Friday 14 September 2012

Zuppa Inglese

Zuppa Inglese is a very popular dessert, originally from from Tuscany, which can be made in different versions. I made 400 portions of Zuppa Inglese during the 2012 Toffia Summer Festival and we sold them all to help raise money for this music, theatre and art event which attracts 15.000 people to Toffia over 5 nights every August.

Zuppa Inglese being made in our cooking class


Zuppa Inglese - Serves  6: 
half a litre of milk, 2 egg yolks, 50g of flour, 80 g of sugar, lemon, vanilla flavor, 'savoiardi' biscuits (sponge fingers), 'alchermes' liqueur or 'vin santo'.

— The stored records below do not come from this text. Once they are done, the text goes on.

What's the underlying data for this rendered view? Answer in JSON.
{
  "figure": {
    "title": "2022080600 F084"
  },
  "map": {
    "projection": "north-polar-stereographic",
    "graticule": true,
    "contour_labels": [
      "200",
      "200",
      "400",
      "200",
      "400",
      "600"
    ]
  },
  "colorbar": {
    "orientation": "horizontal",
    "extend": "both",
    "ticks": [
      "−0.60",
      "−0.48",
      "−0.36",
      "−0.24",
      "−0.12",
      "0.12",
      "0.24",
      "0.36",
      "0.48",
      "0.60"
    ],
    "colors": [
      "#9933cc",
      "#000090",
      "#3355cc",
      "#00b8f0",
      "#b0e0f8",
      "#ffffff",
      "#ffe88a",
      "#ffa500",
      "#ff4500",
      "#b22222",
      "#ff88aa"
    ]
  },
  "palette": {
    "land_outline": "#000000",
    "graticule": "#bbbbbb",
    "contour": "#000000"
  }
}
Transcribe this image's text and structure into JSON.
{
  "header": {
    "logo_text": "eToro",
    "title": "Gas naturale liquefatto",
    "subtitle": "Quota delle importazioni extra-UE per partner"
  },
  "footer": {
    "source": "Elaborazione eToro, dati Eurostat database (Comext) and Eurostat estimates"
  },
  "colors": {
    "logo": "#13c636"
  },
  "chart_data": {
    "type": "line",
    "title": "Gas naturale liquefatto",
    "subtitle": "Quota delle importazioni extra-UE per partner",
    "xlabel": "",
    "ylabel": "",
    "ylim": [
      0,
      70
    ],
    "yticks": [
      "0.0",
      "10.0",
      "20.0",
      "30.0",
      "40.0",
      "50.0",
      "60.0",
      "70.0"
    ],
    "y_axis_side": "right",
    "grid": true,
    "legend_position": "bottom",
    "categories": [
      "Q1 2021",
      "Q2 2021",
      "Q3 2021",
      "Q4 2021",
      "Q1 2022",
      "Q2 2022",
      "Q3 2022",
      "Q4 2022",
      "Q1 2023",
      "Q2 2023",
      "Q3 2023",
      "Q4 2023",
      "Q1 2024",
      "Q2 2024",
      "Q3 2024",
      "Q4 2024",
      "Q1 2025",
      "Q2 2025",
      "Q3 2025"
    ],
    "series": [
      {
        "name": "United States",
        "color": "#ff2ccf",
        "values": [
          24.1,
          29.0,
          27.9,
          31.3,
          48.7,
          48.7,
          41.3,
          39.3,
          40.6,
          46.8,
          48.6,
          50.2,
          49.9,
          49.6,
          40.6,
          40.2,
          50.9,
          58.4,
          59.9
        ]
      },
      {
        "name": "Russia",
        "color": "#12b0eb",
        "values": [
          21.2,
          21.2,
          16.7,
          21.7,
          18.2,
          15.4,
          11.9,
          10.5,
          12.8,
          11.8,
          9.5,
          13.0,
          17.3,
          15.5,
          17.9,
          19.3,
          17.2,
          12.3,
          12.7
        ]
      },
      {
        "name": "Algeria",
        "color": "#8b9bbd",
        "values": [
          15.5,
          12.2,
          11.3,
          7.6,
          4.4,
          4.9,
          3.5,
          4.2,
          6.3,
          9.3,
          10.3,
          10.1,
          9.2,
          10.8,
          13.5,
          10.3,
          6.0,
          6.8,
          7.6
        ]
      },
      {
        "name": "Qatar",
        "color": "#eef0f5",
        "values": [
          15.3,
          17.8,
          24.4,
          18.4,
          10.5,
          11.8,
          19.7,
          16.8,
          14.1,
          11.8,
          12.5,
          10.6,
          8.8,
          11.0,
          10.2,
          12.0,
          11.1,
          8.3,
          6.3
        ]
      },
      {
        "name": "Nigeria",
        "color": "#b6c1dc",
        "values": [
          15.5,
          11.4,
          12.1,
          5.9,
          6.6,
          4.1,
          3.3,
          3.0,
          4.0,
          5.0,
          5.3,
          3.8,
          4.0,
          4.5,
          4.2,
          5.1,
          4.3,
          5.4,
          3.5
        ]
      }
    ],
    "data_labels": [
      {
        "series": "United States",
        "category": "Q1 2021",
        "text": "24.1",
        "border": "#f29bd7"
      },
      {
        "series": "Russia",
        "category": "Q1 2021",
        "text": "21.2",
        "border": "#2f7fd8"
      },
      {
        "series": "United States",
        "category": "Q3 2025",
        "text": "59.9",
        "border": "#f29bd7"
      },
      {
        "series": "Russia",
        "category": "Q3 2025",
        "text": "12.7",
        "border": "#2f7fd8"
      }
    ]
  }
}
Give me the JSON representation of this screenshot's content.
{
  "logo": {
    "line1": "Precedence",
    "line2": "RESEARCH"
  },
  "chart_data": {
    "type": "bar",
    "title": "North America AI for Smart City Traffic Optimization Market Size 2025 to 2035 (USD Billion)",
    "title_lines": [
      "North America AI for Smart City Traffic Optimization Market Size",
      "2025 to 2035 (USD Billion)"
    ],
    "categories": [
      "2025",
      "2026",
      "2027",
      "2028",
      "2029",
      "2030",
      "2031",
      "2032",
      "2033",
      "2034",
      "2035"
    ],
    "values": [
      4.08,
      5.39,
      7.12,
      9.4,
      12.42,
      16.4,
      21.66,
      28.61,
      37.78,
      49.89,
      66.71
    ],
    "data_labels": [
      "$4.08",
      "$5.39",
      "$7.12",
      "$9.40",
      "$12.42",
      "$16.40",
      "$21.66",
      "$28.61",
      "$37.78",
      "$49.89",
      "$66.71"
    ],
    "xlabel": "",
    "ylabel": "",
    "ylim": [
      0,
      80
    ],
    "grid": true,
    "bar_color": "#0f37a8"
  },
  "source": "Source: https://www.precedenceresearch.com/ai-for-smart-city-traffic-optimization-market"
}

To prepare the creme patissiere: mix the egg yolks in a mixing bowl with sugar and vanilla flavoring. Slowly add flour. Add warm milk and mix carefully. Add some lemon zest. Put mixture in a pan on low heat. Continuously stir the creme patissiere for 3 minutes after it starts boiling.
Place a layer of savoiardi biscuits in a bowl. Sprinkle 'alchermes' liqueur or 'vin santo' over biscuits, spread over some creme patissiere, place another layer of savoiardi and so on.

Tried and tested variations: mocha (chocolate creme patissiere layered with coffee-soaked biscuits), tiramisu (creme patissiere layered with coffee-soaked biscuits), zabaione (Marsala wine-flavored creme patissiere layered with coffee-soaked biscuits).